Queen’s Speech: No to austerity, no to deregulation – yes to maximum accountability

21 June 2017 - 11:00am
News

By Mark Dearn, Senior Campaigner at War on Want

In ‘normal’ times the Queen’s Speech represents a test for an incumbent government: state your case for your political program, gain approval from parliament, and start your year’s work in service to the British people.

But in these testing times for an already embattled government, it will go further by laying out the government’s plan for the next two years. And what a body of work it will be, beset by the mammoth task of transferring EU laws into UK law under the ‘Great Repeal Bill’.

Under a shaky government propped up by only the slimmest of majorities, it becomes clear why one official preparing the legislation says: “There’s going to be bloody trouble.”

Brexit and the Great Repeal Bill must remain high on the government’s agenda. But it must not ignore the seismic political shifts and horrific events which have brought renewed public engagement in politics and staunch opposition to an ideologically-driven, political agenda of austerity and deregulation. 

A key issue tied up with the Great Repeal Bill is granting ministers sweeping ‘Henry VIII clauses’, enabling them to scrap laws without the approval of MPs.

This must not be allowed to happen. We need the maximum possible transparency and accountability to ensure any change to our laws is carried out in the full glare of public scrutiny. As commentators note: “one person’s technical amendment is another person’s policy shift”.

Take International Trade Secretary Liam Fox MP and controversial EU-Canada business deal CETA: after five years of secret negotiations on CETA, Fox signed the UK up to the deal by intentionally side-stepping parliamentary scrutiny.
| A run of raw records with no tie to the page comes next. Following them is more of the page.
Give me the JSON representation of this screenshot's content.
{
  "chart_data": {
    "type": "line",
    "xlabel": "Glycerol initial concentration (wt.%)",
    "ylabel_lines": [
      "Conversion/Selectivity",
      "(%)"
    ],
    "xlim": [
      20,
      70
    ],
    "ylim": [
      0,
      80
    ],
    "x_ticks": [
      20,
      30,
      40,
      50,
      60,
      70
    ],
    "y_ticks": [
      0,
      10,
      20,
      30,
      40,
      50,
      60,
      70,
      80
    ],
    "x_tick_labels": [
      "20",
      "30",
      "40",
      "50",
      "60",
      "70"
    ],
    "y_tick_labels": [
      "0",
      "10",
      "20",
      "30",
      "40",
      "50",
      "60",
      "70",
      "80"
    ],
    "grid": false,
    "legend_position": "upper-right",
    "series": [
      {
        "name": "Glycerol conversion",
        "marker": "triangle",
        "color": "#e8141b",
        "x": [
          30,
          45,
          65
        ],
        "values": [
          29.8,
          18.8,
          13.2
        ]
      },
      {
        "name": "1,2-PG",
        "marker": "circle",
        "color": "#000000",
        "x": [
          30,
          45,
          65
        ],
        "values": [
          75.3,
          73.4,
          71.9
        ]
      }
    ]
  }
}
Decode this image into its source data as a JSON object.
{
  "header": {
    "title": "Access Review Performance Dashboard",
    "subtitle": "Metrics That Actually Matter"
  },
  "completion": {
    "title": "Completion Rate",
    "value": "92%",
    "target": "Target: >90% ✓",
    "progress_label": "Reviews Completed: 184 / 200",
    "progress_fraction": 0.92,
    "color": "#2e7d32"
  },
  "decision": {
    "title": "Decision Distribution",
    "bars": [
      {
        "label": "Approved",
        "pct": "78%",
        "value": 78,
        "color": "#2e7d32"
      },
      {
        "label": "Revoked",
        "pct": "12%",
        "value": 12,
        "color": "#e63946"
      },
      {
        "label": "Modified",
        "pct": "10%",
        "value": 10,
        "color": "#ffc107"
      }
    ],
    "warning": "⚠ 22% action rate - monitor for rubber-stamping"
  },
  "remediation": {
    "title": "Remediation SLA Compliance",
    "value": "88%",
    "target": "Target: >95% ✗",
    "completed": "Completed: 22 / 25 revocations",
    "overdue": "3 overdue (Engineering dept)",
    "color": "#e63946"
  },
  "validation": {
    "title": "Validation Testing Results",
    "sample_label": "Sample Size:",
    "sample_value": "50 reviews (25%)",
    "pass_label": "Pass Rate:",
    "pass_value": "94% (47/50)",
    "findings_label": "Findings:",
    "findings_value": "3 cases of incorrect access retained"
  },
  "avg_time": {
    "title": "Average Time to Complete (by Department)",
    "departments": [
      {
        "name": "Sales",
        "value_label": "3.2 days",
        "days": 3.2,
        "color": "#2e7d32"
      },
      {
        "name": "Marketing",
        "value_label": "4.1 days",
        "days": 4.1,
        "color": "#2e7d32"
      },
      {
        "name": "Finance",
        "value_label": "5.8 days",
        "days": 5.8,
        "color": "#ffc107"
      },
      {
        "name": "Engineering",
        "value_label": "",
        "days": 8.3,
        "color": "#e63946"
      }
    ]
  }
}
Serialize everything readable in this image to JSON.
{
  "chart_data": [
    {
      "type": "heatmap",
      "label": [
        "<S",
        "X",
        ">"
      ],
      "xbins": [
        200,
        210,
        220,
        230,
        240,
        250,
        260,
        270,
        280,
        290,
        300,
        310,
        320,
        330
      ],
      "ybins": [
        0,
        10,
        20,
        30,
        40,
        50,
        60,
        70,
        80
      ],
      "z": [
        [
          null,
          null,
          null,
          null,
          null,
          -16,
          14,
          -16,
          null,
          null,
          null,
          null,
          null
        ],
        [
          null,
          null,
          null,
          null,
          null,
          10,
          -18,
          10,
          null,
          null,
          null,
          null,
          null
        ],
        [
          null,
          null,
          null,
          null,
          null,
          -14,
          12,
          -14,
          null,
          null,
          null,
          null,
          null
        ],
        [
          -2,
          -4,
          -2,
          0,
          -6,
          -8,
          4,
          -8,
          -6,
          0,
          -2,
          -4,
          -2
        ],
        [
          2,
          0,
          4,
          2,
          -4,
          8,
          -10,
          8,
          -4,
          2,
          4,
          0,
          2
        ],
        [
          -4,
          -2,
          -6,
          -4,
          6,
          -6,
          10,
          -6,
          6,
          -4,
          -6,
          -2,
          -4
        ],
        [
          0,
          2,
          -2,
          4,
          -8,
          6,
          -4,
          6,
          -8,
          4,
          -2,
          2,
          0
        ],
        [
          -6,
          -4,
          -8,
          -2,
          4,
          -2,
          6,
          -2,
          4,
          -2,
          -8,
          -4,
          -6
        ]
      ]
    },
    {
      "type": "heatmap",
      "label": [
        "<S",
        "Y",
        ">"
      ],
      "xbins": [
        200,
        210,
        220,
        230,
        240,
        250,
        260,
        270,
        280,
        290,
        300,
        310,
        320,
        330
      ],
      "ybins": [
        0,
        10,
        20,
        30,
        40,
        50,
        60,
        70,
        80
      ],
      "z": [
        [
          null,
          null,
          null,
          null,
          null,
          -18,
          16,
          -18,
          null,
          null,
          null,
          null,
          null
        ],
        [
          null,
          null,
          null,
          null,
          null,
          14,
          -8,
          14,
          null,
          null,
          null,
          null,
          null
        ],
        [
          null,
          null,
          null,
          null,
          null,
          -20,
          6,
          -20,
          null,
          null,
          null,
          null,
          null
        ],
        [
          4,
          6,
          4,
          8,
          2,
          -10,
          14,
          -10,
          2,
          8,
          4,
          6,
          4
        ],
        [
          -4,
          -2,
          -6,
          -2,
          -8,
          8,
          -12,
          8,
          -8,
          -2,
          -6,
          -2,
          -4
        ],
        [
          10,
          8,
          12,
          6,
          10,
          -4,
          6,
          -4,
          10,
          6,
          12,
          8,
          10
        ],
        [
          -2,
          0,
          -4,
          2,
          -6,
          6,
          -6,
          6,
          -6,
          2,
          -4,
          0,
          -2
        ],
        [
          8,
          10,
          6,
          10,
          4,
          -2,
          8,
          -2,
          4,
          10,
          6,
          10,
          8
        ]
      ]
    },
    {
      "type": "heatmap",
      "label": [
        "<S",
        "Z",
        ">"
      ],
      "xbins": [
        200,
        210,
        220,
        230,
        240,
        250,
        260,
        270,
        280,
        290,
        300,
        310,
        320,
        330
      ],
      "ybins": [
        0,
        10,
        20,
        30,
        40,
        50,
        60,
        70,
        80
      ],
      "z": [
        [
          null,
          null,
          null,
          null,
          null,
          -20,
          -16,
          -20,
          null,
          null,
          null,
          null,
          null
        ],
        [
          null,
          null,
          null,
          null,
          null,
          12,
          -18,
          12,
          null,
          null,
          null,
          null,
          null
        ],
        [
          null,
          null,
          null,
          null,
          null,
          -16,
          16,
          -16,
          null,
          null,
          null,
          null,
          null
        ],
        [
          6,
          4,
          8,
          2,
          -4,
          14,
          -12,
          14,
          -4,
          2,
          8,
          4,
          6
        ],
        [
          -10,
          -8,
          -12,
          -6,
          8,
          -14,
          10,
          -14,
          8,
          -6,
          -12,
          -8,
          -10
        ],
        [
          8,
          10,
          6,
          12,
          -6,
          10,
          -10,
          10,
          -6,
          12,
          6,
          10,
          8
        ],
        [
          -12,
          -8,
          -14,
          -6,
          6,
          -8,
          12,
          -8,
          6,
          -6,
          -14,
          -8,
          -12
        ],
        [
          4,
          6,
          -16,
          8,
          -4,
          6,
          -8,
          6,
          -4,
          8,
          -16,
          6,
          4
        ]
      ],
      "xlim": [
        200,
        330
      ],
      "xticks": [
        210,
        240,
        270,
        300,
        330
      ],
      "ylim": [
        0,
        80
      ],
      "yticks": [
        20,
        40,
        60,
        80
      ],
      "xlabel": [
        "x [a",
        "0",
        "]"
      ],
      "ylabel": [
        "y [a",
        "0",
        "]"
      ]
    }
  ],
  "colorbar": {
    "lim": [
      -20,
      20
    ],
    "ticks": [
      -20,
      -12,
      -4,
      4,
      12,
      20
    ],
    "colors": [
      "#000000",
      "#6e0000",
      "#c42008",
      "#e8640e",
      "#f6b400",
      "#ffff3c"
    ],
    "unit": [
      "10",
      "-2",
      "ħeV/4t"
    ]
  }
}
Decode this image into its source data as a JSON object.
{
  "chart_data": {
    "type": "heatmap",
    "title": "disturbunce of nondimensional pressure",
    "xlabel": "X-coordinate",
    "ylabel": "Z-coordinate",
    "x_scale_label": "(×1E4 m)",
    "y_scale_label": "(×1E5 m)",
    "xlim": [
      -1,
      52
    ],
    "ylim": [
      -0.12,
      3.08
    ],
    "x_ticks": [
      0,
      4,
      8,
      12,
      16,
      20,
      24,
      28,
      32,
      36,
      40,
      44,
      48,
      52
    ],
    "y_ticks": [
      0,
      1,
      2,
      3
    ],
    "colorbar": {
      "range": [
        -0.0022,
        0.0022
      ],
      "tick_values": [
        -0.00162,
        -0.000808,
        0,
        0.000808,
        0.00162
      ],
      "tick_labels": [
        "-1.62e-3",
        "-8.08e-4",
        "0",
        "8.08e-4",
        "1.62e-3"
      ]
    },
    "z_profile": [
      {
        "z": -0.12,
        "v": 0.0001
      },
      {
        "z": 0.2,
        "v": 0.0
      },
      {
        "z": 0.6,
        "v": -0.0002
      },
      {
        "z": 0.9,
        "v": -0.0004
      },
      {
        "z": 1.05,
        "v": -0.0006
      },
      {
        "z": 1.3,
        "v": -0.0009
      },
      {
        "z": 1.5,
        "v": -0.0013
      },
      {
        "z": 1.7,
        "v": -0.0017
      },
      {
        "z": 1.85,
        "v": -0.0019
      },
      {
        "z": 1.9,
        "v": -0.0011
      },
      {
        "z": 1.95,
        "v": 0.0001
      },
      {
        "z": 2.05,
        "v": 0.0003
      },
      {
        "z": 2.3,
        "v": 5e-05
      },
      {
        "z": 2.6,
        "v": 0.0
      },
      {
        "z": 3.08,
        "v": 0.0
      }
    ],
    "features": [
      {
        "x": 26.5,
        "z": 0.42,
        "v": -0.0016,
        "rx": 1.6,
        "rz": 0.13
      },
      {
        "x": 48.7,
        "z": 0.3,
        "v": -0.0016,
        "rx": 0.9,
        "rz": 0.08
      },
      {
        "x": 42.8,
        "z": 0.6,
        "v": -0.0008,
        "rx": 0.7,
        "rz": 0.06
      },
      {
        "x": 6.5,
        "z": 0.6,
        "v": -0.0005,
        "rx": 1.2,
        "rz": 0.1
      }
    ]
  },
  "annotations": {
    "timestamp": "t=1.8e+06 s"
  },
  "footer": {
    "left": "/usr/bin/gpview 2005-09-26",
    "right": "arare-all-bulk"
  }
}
He subsequently apologised, but the damage was already done.

And with climate change laws, human rights and workers’ rights yet again on the table, what faith would anyone place in ministers maintaining these fundamental protections under deals done in the dark?

While it now seems in another age, we must not forget now trainee journalist George Osborne’s threat to wage further austerity on the poorest if the UK chose to leave the EU – nor our previous governments’ ideological adherence to slashing any and all public services, whether the NHS, the fire service or community policing. Theresa May has rapidly sought to appropriate the language of the left, but policies including ending free school meals for children simply reinforce the austerity status-quo and the rampant inequality it produces.

As we witness protest after protest on the UK streets, it is clear that more people are mobilising as they see first-hand what War on Want has long said: poverty is political.

We have witnessed a wholesale deregulation of social, health and environmental rules, under the banner of removing ‘red tape’ - anything and everything that gets in the way of big business profits.

But it is ‘red tape’ that can keeps people safe. As the Grenfell Tower tragedy has brought into stark relief, health and safety rules can save lives – they are not, as Boris Johnson ranted, about ‘making Britain a safe place for extremely stupid people

The Queen’s Speech, and any proposed amendments to it, represents a crucial opportunity to carve out a progressive vision for a politically re-engaged country.

And that means a no to austerity and a no to deregulation – but a yes to maximum accountability to the British people over the next two years.